The medium-term budget policy statement (MTBPS) will be announced on October 30th – a week later than planned, to accommodate international commitments by both Finance Minister Tito Mboweni and President Cyril Ramaphosa.

It could be one of the most important since the introduction of the MTBPS, or mini budget, in 1997.

Here’s what you need to know:

What is the mini budget

The medium-term budget sets out government’s priorities over the next three years and proposes allocations to different departments, as well as the provincial and local governments. It also provides an update on government finances and economic growth, and makes emergency changes to spending.

How does it differ from the budget?

Every year in February, government announces it national budget, which includes all tax changes and spending plans for the year.

The MTBPS is an update to that budget, detailing how spending and tax income may have changed given new developments in the economy.

“In the same way as an individual's budget gets adjusted throughout the year following unforeseeable events such as a car accident, the MTBPS is an adjustment of government spending based on current economic conditions,” explains Dr Hugo Pienaar, chief economist at the Bureau for Economic Research.

Unlike the national budget, the mini budget does not propose major changes to government spending or taxes, and does not introduce new taxes.

Why is the medium-term budget important, then?

It gives an update on tax collection, government spending and deficits, economic growth targets and more, to signal whether the country is still on track to meet plans laid out in the main February budget. 

It also gives government a chance to reprioritise spending to areas that may urgently need more money. For example, last year, more than R32bn over three years was reprioritised towards infrastructure, housing subsidies and other priorities.

Government also believes the min budget helps increase transparency, and aids citizens in understanding how the nation’s social and economic development goals are being attained.

What can I expect from this year’s MTBPS?

In short, not a lot of good news. In a presentation to the ANC’s national executive committee over the weekend, Mboweni warned that growth is faltering and tax revenue has disappointed despite tax hikes, including the VAT increase.

He said the outlook for growth has worsened significantly since the February budget, and growth was likely to remain below 2% “for at least the next two years”.

Accordingly, growth and government revenue targets could be slashed. Government will also have to pull out all the stops to show that it is curbing government spending to keep ratings agency Moody’s happy.

Moody’s is the only credit rating agency that hasn’t yet downgraded South African bonds to “junk”.

If SA lost its investment rate grade from Moody’s, it would cost the country its place in Citigroup’s World Government Bond Index, which only contains only bonds that are investment grade. 

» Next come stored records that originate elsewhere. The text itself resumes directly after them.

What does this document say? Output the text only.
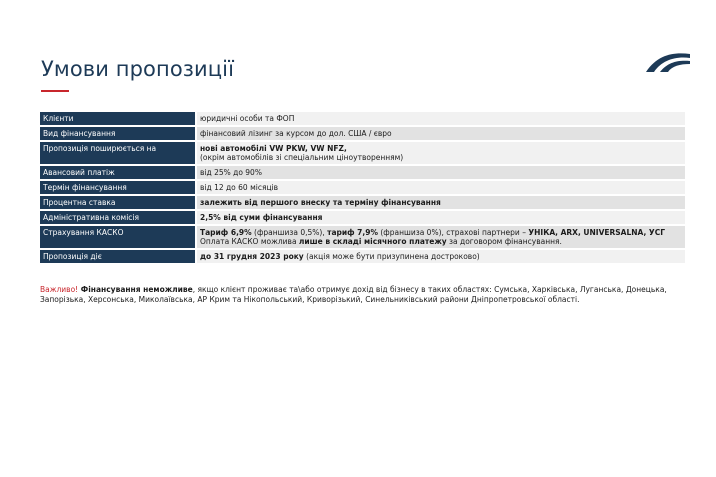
Умови пропозиції
Клієнти	юридичні особи та ФОП
Вид фінансування	фінансовий лізинг за курсом до дол. США / євро
Пропозиція поширюється на	нові автомобілі VW PKW, VW NFZ,
(окрім автомобілів зі спеціальним ціноутворенням)
Авансовий платіж	від 25% до 90%
Термін фінансування	від 12 до 60 місяців
Процентна ставка	залежить від першого внеску та терміну фінансування
Адміністративна комісія	2,5% від суми фінансування
Страхування КАСКО	Тариф 6,9% (франшиза 0,5%), тариф 7,9% (франшиза 0%), страхові партнери – УНІКА, ARX, UNIVERSALNA, УСГ
Оплата КАСКО можлива лише в складі місячного платежу за договором фінансування.
Пропозиція діє	до 31 грудня 2023 року (акція може бути призупинена достроково)
Важливо! Фінансування неможливе, якщо клієнт проживає та\або отримує дохід від бізнесу в таких областях: Сумська, Харківська, Луганська, Донецька, Запорізька, Херсонська, Миколаївська, АР Крим та Нікопольський, Криворізький, Синельниківський райони Дніпропетровської області.
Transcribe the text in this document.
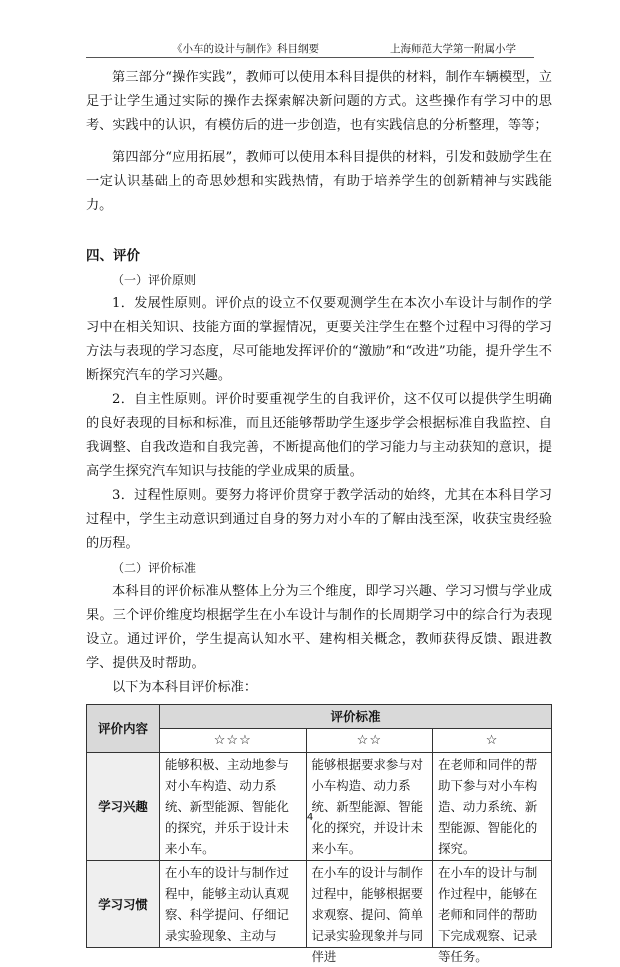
《小车的设计与制作》科目纲要	上海师范大学第一附属小学

第三部分“操作实践”，教师可以使用本科目提供的材料，制作车辆模型，立足于让学生通过实际的操作去探索解决新问题的方式。这些操作有学习中的思考、实践中的认识，有模仿后的进一步创造，也有实践信息的分析整理，等等；

第四部分“应用拓展”，教师可以使用本科目提供的材料，引发和鼓励学生在一定认识基础上的奇思妙想和实践热情，有助于培养学生的创新精神与实践能力。

四、评价
（一）评价原则

1．发展性原则。评价点的设立不仅要观测学生在本次小车设计与制作的学习中在相关知识、技能方面的掌握情况，更要关注学生在整个过程中习得的学习方法与表现的学习态度，尽可能地发挥评价的“激励”和“改进”功能，提升学生不断探究汽车的学习兴趣。

2．自主性原则。评价时要重视学生的自我评价，这不仅可以提供学生明确的良好表现的目标和标准，而且还能够帮助学生逐步学会根据标准自我监控、自我调整、自我改造和自我完善，不断提高他们的学习能力与主动获知的意识，提高学生探究汽车知识与技能的学业成果的质量。

3．过程性原则。要努力将评价贯穿于教学活动的始终，尤其在本科目学习过程中，学生主动意识到通过自身的努力对小车的了解由浅至深，收获宝贵经验的历程。

（二）评价标准

本科目的评价标准从整体上分为三个维度，即学习兴趣、学习习惯与学业成果。三个评价维度均根据学生在小车设计与制作的长周期学习中的综合行为表现设立。通过评价，学生提高认知水平、建构相关概念，教师获得反馈、跟进教学、提供及时帮助。

以下为本科目评价标准：

评价内容	评价标准		
	☆☆☆	☆☆	☆
学习兴趣	能够积极、主动地参与对小车构造、动力系统、新型能源、智能化的探究，并乐于设计未来小车。	能够根据要求参与对小车构造、动力系统、新型能源、智能化的探究，并设计未来小车。	在老师和同伴的帮助下参与对小车构造、动力系统、新型能源、智能化的探究。
学习习惯	在小车的设计与制作过程中，能够主动认真观察、科学提问、仔细记录实验现象、主动与	在小车的设计与制作过程中，能够根据要求观察、提问、简单记录实验现象并与同伴进	在小车的设计与制作过程中，能够在老师和同伴的帮助下完成观察、记录等任务。
4
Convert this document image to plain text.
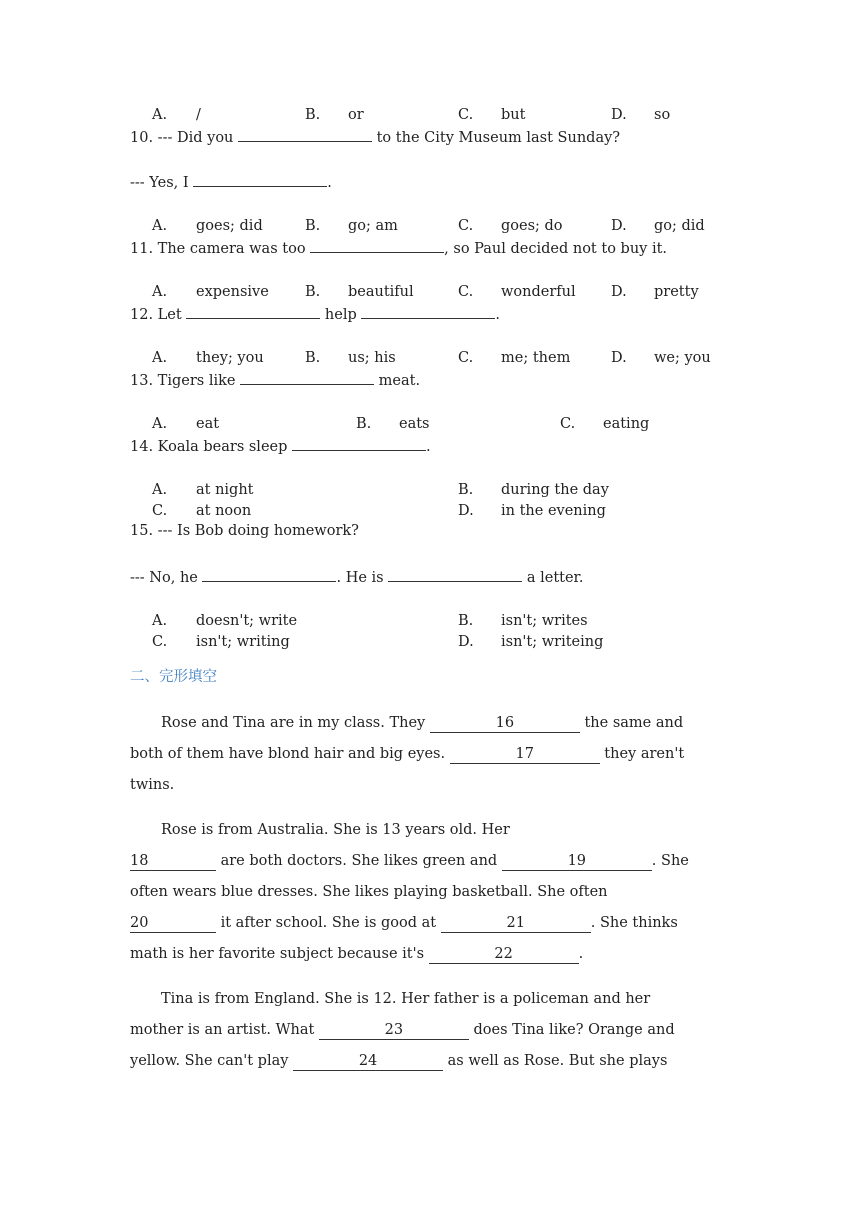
A. /	B. or	C. but	D. so
10. --- Did you	to the City Museum last Sunday?
--- Yes, I	.
A. goes; did	B. go; am	C. goes; do	D. go; did
11. The camera was too	, so Paul decided not to buy it.
A. expensive B. beautiful	C. wonderful D. pretty
12. Let	help	.
A. they; you	B. us; his	C. me; them	D. we; you
13. Tigers like	meat.
A. eat	B. eats	C. eating
14. Koala bears sleep	.
A. at night	B. during the day
C. at noon	D. in the evening
15. --- Is Bob doing homework?
--- No, he	. He is	a letter.
A. doesn't; write	B. isn't; writes
C. isn't; writing	D. isn't; writeing
二、完形填空
Rose and Tina are in my class. They	16	the same and
both of them have blond hair and big eyes.	17	they aren't
twins.
Rose is from Australia. She is 13 years old. Her
18	are both doctors. She likes green and	19	. She
often wears blue dresses. She likes playing basketball. She often
20	it after school. She is good at	21	. She thinks
math is her favorite subject because it's	22	.
Tina is from England. She is 12. Her father is a policeman and her
mother is an artist. What	23	does Tina like? Orange and
yellow. She can't play	24	as well as Rose. But she plays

All the massive investment funds that track the index would have been forced to sell their South African government bonds. Bank of America has estimated that South African bonds would be sold off to the tune of $14 billion (R167 billion). This would have lowered the value of our bonds, and make it much more expensive for government to borrow money to keep the country afloat. 

Moody’s is due to announce a decision on November 1st – straight after the medium-term budget.

It will be a surprise - but Mboweni may use the MTBPS to launch government’s new growth strategy, which Ramaphosa confirmed on Monday will be finalised within the next few weeks. The strategy is expected to include plans to sell of state-owned companies, perhaps even some of Eskom’s coal-fired power stations, and roll back collective bargaining agreements to exclude smaller businesses.

How could the MTBPS impact you this year?

If you are not an employee at a state-owned entity, there most likely won’t be any direct impact, not tax-wise at least. It should give you some indication of the tax hikes you may expect next year.

But if the mini budget shows no progress in containing government spending and no new plans to bolster the economy, a Moody’s downgrade – at least to a “negative outlook”, the last stop before a full downgrade - can be expected.